Czy antybiotyki szkodzą zamiast pomagać?

Najnowsze badania pokazują, że zaledwie przeciągu ostatnich 20 lat odporność na antybiotyki u pacjentów zwiększyła się ponad dwukrotnie. Szacuje się, że tylko w ciągu ostatniego roku z powodu obniżonej skuteczności tego rodzaju leków na świecie mogło umrzeć nawet 700 tysięcy osób . Jak zaradzić temu zjawisku? Czy trzeba szukać substytutów? Dlaczego w czasie ostatnich dwóch dekadach antybiotyki systematycznie tracą swoją skuteczność?

Czy antybiotyki szkodzą zamiast pomagać?
Fatalne konsekwencje
 
Kiedy antybiotyki w takiej formie, w jakiej znamy je dzisiaj, pierwszy raz pojawiły się na rynku, pacjenci już po pierwszych dawkach odczuwali znaczącą poprawę. Obecnie nawet wykorzystanie całego opakowania leku nie zawsze zapewnia skuteczne działanie. Dzieje się tak, ponieważ pacjenci bardzo często po pierwszych dawkach i uzyskaniu lepszego samopoczucia odstawiają lek chociaż lekarz zalecił pełne leczenie. Niedoleczony pacjent sprzyja dobremu rozpracowaniu leku przez bakterie które wytworzą mechanizm oporności i przy następnym kontakcie będą skutecznie się bronić. „Antybiotyki to jedne z najskuteczniejszych leków jakimi dysponuje dzisiejsza medycyna, wielokrotnie to właśnie od nich zależy powodzenie terapii. Antybiotykoodporność sprawia, że leczenie chorób bakteryjnych staje się bardzo utrudnione, a w niektórych przypadkach całkowicie niemożliwe, co może prowadzić nawet do zgonu.” – ostrzega Adriana Łukowska, Vice Leaderka zespołu Water Filter.
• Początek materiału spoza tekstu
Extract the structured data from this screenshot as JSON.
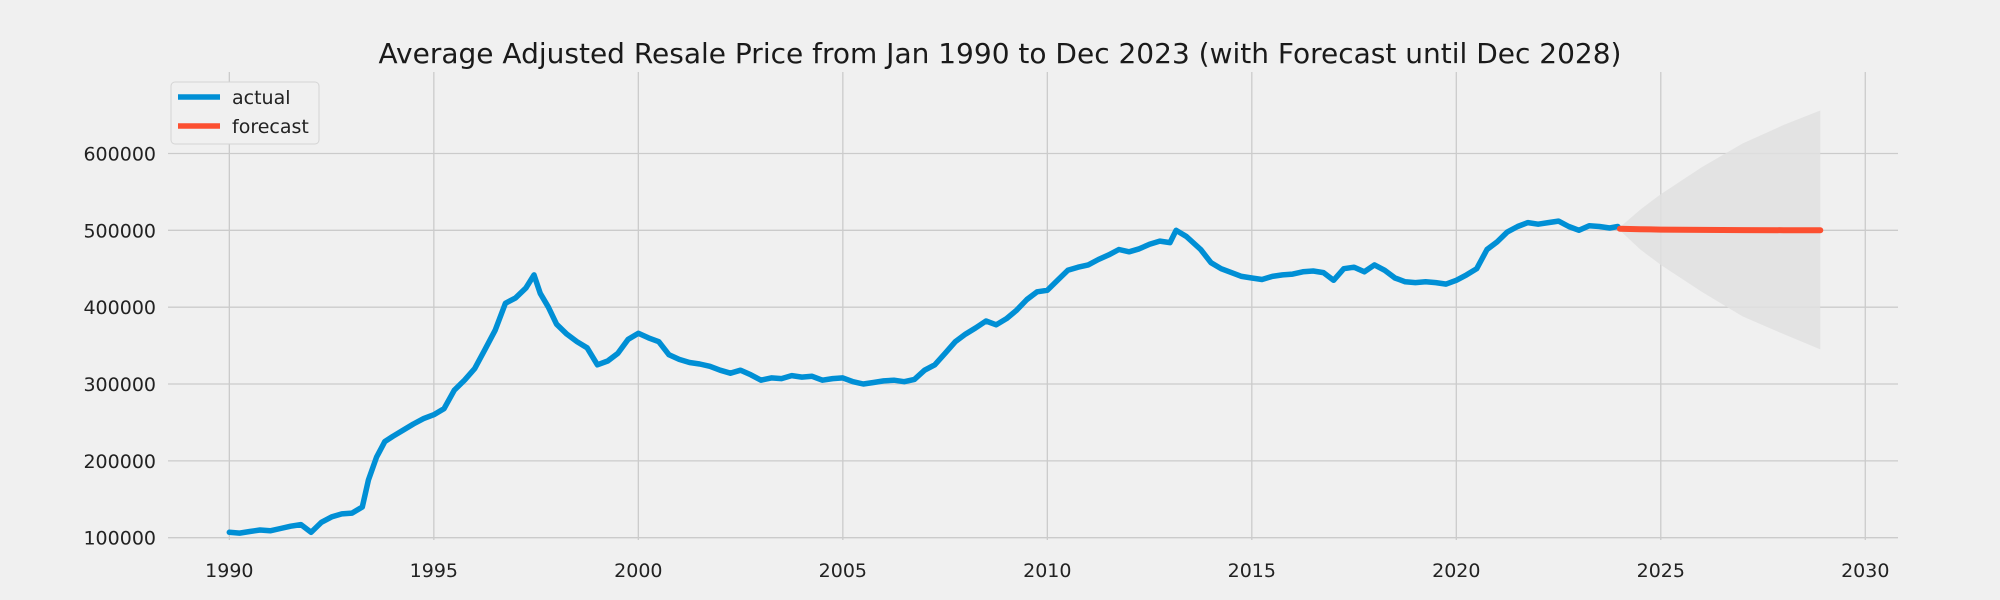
{
  "chart_data": {
    "type": "line",
    "title": "Average Adjusted Resale Price from Jan 1990 to Dec 2023 (with Forecast until Dec 2028)",
    "xlabel": "",
    "ylabel": "",
    "xlim": [
      1988.5,
      2030.8
    ],
    "ylim": [
      97000,
      680000
    ],
    "x_ticks": [
      1990,
      1995,
      2000,
      2005,
      2010,
      2015,
      2020,
      2025,
      2030
    ],
    "y_ticks": [
      100000,
      200000,
      300000,
      400000,
      500000,
      600000
    ],
    "grid": true,
    "legend": "top-left",
    "series": [
      {
        "name": "actual",
        "color": "#008fd5",
        "points": [
          [
            1990.0,
            107000
          ],
          [
            1990.25,
            106000
          ],
          [
            1990.5,
            108000
          ],
          [
            1990.75,
            110000
          ],
          [
            1991.0,
            109000
          ],
          [
            1991.25,
            112000
          ],
          [
            1991.5,
            115000
          ],
          [
            1991.75,
            117000
          ],
          [
            1992.0,
            107000
          ],
          [
            1992.25,
            120000
          ],
          [
            1992.5,
            127000
          ],
          [
            1992.75,
            131000
          ],
          [
            1993.0,
            132000
          ],
          [
            1993.25,
            140000
          ],
          [
            1993.4,
            175000
          ],
          [
            1993.6,
            205000
          ],
          [
            1993.8,
            225000
          ],
          [
            1994.0,
            232000
          ],
          [
            1994.25,
            240000
          ],
          [
            1994.5,
            248000
          ],
          [
            1994.75,
            255000
          ],
          [
            1995.0,
            260000
          ],
          [
            1995.25,
            268000
          ],
          [
            1995.5,
            292000
          ],
          [
            1995.75,
            305000
          ],
          [
            1996.0,
            320000
          ],
          [
            1996.25,
            345000
          ],
          [
            1996.5,
            370000
          ],
          [
            1996.75,
            405000
          ],
          [
            1997.0,
            412000
          ],
          [
            1997.25,
            425000
          ],
          [
            1997.45,
            442000
          ],
          [
            1997.6,
            418000
          ],
          [
            1997.8,
            400000
          ],
          [
            1998.0,
            378000
          ],
          [
            1998.25,
            365000
          ],
          [
            1998.5,
            355000
          ],
          [
            1998.75,
            347000
          ],
          [
            1999.0,
            325000
          ],
          [
            1999.25,
            330000
          ],
          [
            1999.5,
            340000
          ],
          [
            1999.75,
            358000
          ],
          [
            2000.0,
            366000
          ],
          [
            2000.25,
            360000
          ],
          [
            2000.5,
            355000
          ],
          [
            2000.75,
            338000
          ],
          [
            2001.0,
            332000
          ],
          [
            2001.25,
            328000
          ],
          [
            2001.5,
            326000
          ],
          [
            2001.75,
            323000
          ],
          [
            2002.0,
            318000
          ],
          [
            2002.25,
            314000
          ],
          [
            2002.5,
            318000
          ],
          [
            2002.75,
            312000
          ],
          [
            2003.0,
            305000
          ],
          [
            2003.25,
            308000
          ],
          [
            2003.5,
            307000
          ],
          [
            2003.75,
            311000
          ],
          [
            2004.0,
            309000
          ],
          [
            2004.25,
            310000
          ],
          [
            2004.5,
            305000
          ],
          [
            2004.75,
            307000
          ],
          [
            2005.0,
            308000
          ],
          [
            2005.25,
            303000
          ],
          [
            2005.5,
            300000
          ],
          [
            2005.75,
            302000
          ],
          [
            2006.0,
            304000
          ],
          [
            2006.25,
            305000
          ],
          [
            2006.5,
            303000
          ],
          [
            2006.75,
            306000
          ],
          [
            2007.0,
            318000
          ],
          [
            2007.25,
            325000
          ],
          [
            2007.5,
            340000
          ],
          [
            2007.75,
            355000
          ],
          [
            2008.0,
            365000
          ],
          [
            2008.25,
            373000
          ],
          [
            2008.5,
            382000
          ],
          [
            2008.75,
            377000
          ],
          [
            2009.0,
            385000
          ],
          [
            2009.25,
            396000
          ],
          [
            2009.5,
            410000
          ],
          [
            2009.75,
            420000
          ],
          [
            2010.0,
            422000
          ],
          [
            2010.25,
            435000
          ],
          [
            2010.5,
            448000
          ],
          [
            2010.75,
            452000
          ],
          [
            2011.0,
            455000
          ],
          [
            2011.25,
            462000
          ],
          [
            2011.5,
            468000
          ],
          [
            2011.75,
            475000
          ],
          [
            2012.0,
            472000
          ],
          [
            2012.25,
            476000
          ],
          [
            2012.5,
            482000
          ],
          [
            2012.75,
            486000
          ],
          [
            2013.0,
            484000
          ],
          [
            2013.15,
            500000
          ],
          [
            2013.4,
            492000
          ],
          [
            2013.75,
            475000
          ],
          [
            2014.0,
            458000
          ],
          [
            2014.25,
            450000
          ],
          [
            2014.5,
            445000
          ],
          [
            2014.75,
            440000
          ],
          [
            2015.0,
            438000
          ],
          [
            2015.25,
            436000
          ],
          [
            2015.5,
            440000
          ],
          [
            2015.75,
            442000
          ],
          [
            2016.0,
            443000
          ],
          [
            2016.25,
            446000
          ],
          [
            2016.5,
            447000
          ],
          [
            2016.75,
            445000
          ],
          [
            2017.0,
            435000
          ],
          [
            2017.25,
            450000
          ],
          [
            2017.5,
            452000
          ],
          [
            2017.75,
            446000
          ],
          [
            2018.0,
            455000
          ],
          [
            2018.25,
            448000
          ],
          [
            2018.5,
            438000
          ],
          [
            2018.75,
            433000
          ],
          [
            2019.0,
            432000
          ],
          [
            2019.25,
            433000
          ],
          [
            2019.5,
            432000
          ],
          [
            2019.75,
            430000
          ],
          [
            2020.0,
            435000
          ],
          [
            2020.25,
            442000
          ],
          [
            2020.5,
            450000
          ],
          [
            2020.75,
            475000
          ],
          [
            2021.0,
            485000
          ],
          [
            2021.25,
            498000
          ],
          [
            2021.5,
            505000
          ],
          [
            2021.75,
            510000
          ],
          [
            2022.0,
            508000
          ],
          [
            2022.25,
            510000
          ],
          [
            2022.5,
            512000
          ],
          [
            2022.75,
            505000
          ],
          [
            2023.0,
            500000
          ],
          [
            2023.25,
            506000
          ],
          [
            2023.5,
            505000
          ],
          [
            2023.75,
            503000
          ],
          [
            2023.95,
            505000
          ]
        ]
      },
      {
        "name": "forecast",
        "color": "#fc4f30",
        "points": [
          [
            2024.0,
            502000
          ],
          [
            2024.5,
            501500
          ],
          [
            2025.0,
            501000
          ],
          [
            2026.0,
            500500
          ],
          [
            2027.0,
            500300
          ],
          [
            2028.0,
            500200
          ],
          [
            2028.9,
            500200
          ]
        ],
        "interval_lower": [
          [
            2024.0,
            500000
          ],
          [
            2024.5,
            475000
          ],
          [
            2025.0,
            455000
          ],
          [
            2026.0,
            420000
          ],
          [
            2027.0,
            388000
          ],
          [
            2028.0,
            365000
          ],
          [
            2028.9,
            345000
          ]
        ],
        "interval_upper": [
          [
            2024.0,
            504000
          ],
          [
            2024.5,
            527000
          ],
          [
            2025.0,
            547000
          ],
          [
            2026.0,
            582000
          ],
          [
            2027.0,
            613000
          ],
          [
            2028.0,
            637000
          ],
          [
            2028.9,
            656000
          ]
        ],
        "interval_color": "#e0e0e0"
      }
    ]
  }
}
Proces dezaktywacji antybiotyków, a więc zmniejszenia poziomu lekoodporności, nie zawsze jest skuteczny.
„W środowisku znajdują się miejsca gdzie jego stężenie jest wyższe, a to może przełożyć się na kontakt z innymi bakteriami, które mogą posiadać geny oporności, mogą one wzajemnie przekazać informacje i w momencie kontaktu z lekiem będą wiedziały jak przetrwać. Dalej nastąpi kontakt z roślinami, zwierzętami a w konsekwencji i z człowiekiem. A jeśli taka bakteria z opornością spotka podatny organizm, albo osłabiony chorobą to spowodować może rozwój ciężkiego zakażenia.” - dodaje pielęgniarka.